Earlier this month, the U.S. Naval Academy held a hearing into allegations that three of its football players had sexually assaulted a female midshipman. The alleged victim was a 20-year-old sophomore in April 2012 when she attended an off-campus “toga and yoga” party, drank heavily, and had alleged sexual contact with the three men while being allegedly too intoxicated to give consent. That’s a lot of “allegedlys,” but if true, the midshipman’s tale is a worn, familiar one—especially in the military, where a recent Defense Department report found that an estimated 26,000 service members experienced some form of sexual assault last year, up from 19,000 two years before. Of those incidents, 3,000 were reported; only 302 went to trial. As details from this latest hearing leak out, it’s easy to see why so many victims might prefer to disappear rather than face the punishing interrogations and institutional pressures that come with speaking up.
The woman, now 21, spent more than 20 hours on the stand, requesting several times to be excused from testifying because of exhaustion. Though, according to newspaper accounts, she said repeatedly that her memory of the night was fuzzy (she came to believe she’d been raped after she heard rumors and saw posts about her on social media), the defense lawyers pounced on discrepancies in her story as evidence of instability and deceit. They grilled her on her mental health. They inquired whether she wore a bra or underwear at the party. They quizzed her relentlessly about her oral sex technique, including how wide she opened her mouth. (Why? Because, as the New York Times reports, “oral sex would indicate the ‘active participation’ of the woman and therefore consent,” according to one of the player’s lawyers.) They asked, the paper of record continues, “whether she had apologized to another midshipman with whom she’d had intercourse for ‘being a ho.’ ”
This is shameful. And it makes an excellent case for Sen. Kirsten E. Gillibrand’s bill to remove sexual assault trials from the military chain of command, prosecuting them in civilian courts instead. Supporters of the Gillibrand proposal cite the web of conflicting loyalties between the accused, the accuser, and the judges as one reason that the current system is failing to protect victims. They argue that authorities’ first allegiance may be to the military’s reputation—that the bias is to acquit. But here’s an even simpler reason to make the switch: Civilian courts don’t allow the kind of abusive questioning described above. Lawyers in civilian courts are prohibited (or at least strongly discouraged) from asking an alleged assault victim about her sexual history. Judges in civilian courts would probably break their gavels admonishing a counsel who wanted to know how wide a woman opened her mouth for oral sex.
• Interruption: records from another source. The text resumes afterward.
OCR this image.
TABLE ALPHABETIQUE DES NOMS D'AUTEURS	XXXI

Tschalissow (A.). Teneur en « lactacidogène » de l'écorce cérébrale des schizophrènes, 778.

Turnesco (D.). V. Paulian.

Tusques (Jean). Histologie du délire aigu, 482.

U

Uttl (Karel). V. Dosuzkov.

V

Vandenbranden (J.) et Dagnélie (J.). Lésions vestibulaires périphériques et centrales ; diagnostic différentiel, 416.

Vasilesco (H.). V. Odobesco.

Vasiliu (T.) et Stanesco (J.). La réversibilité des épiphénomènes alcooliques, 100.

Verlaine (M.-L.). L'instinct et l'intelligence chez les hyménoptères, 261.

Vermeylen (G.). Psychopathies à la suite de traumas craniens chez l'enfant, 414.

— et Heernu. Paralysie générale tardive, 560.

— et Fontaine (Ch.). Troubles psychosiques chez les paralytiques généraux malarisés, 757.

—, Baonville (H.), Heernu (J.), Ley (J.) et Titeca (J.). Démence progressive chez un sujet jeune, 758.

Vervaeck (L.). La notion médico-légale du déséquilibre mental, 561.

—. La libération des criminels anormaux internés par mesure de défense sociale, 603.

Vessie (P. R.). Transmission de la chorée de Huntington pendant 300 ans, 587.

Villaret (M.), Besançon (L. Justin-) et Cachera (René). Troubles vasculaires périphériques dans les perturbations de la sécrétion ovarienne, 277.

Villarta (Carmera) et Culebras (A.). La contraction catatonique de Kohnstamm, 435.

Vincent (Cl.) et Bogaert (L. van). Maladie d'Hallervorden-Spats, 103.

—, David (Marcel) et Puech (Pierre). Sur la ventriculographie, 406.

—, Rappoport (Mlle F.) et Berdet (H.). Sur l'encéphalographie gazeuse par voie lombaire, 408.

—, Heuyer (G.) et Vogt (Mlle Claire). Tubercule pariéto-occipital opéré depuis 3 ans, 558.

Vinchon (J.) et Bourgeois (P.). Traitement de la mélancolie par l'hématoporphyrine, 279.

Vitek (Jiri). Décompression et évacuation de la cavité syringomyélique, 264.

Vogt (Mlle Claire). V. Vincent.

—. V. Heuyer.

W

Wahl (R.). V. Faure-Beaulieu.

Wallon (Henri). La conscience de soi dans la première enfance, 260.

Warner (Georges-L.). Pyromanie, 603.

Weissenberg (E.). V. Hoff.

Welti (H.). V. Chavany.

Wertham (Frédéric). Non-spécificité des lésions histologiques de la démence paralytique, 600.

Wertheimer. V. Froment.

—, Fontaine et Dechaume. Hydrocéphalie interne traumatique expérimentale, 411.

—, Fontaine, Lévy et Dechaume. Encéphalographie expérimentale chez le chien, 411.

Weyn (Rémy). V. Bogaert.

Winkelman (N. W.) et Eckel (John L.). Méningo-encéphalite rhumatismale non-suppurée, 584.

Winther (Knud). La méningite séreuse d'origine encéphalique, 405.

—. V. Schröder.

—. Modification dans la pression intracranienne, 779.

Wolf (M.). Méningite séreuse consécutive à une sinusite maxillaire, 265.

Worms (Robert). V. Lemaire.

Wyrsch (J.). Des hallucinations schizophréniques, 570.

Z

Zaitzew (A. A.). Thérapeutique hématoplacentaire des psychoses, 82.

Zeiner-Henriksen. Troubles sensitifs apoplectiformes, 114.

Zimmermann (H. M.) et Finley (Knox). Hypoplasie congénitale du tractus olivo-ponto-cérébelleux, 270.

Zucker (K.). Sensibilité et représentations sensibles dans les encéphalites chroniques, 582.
What unfolded earlier this month was not a civilian trial; it was an Article 32 hearing, the internal preliminary proceedings that determine whether a case goes to court-martial. Taryn Meeks, executive director of Protect Our Defenders, told MSNBC that “the Article 32 process is yet another example of the broken military justice system. It’s a traumatic experience where the survivor is subject to cross-examination for hours or even days. Article 32 gives defense counsel almost unfettered access to the victim which often re-victimizes that person, and can significantly undermine their shot at getting justice.”
In other words, it’s an institution that needs not just to be fixed, but to go away. At least the alleged victim knows her rights are being manhandled. She has filed a lawsuit demanding that the Naval Academy’s superintendent recuse himself from her case.